Sherrie Hewson health: ‘I did nothing about it’ Star endured health problem for years

Sherrie Hewson, 69, gained legions of fans when she played the character Maureen Webster in the long running soap, Coronation Street. The actress has also appeared in Crossroads and Emmerdale. The star revealed a health problem she endured for years before finally seeking help.

Speaking to the Daily Mirror, the star admitted: “I’d had a test five years ago, but I’d done nothing about it.

“It would have been different if it had been my eyes.

“But there’s a stigma attached to ­being deaf, isn’t there? Wearing an aid makes you feel like an old person.”

It is estimated that there are approximately 11 million people in this country with a hearing loss which makes it the second most common disability in the UK.

Hearing loss is an invisible disability, it so often goes unnoticed, making it easier for those living with hearing loss to be ignored or forgotten, said Hearing Link.

The site continued: “Around one in six people in the UK are affected by hearing loss which include 8 million who are aged over 60.

“Many people with hearing loss also have tinnitus, which affects one in 10 adults and may also suffer with balance difficulties.”

Hearing loss is associated not only with mental health conditions but also with numerous physical health conditions such as diabetes, cardiovascular disease, anaemia, chronic kidney disease, rheumatoid arthritis, sleep apnoea, balance problems and an increased risk of falls.

A loss of hearing can have many different causes and explanations.

If a person experiences sudden hearing loss in one ear it may be due to an infection or a build-up of ear wax.

If a person experiences sudden hearing loss in both ears it may be caused by a loud noise or certain medications.

Gradual hearing loss in one ear may be due to something inside the ear such as fluid or a build-up of skin cells.

For Sherrie, finally being fitted with hearing aids changed her life for the positive.

Speaking to The Sunday People last year, she said: “I couldn’t believe the difference.

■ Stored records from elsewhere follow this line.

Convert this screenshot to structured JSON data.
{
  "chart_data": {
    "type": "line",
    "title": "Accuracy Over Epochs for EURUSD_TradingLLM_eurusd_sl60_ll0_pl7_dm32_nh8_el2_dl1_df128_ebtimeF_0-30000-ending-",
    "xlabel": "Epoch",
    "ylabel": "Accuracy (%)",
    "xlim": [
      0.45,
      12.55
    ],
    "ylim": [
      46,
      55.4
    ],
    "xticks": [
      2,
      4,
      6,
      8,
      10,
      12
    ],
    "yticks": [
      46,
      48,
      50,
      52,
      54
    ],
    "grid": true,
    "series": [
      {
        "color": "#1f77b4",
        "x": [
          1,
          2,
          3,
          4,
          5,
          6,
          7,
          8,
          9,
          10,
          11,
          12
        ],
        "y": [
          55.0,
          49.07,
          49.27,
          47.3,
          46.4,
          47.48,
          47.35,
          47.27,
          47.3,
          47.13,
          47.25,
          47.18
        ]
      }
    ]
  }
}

I can hear everything now.

“I’m only wearing them at home at the moment. I tried them outdoors but the traffic was too loud. It was a shock.

“What people don’t understand is that, if you’re deaf, it’s not the volume that you miss so much as the clarity.

“I must have spent half my life lip-reading without realising it. I was forever accusing the family of mumbling.”

Hearing loss can be temporary or permanent and often comes on gradually as you get older, but it can sometimes happen suddenly, said the national health body.

It continued: “Common signs include difficulty hearing other people clearly, and misunderstanding what they say, especially in noisy places, asking people to repeat themselves, listening to music or watching television loudly.

“See your GP if you notice any problems with your hearing so you can find out the cause and get advice on treatment.”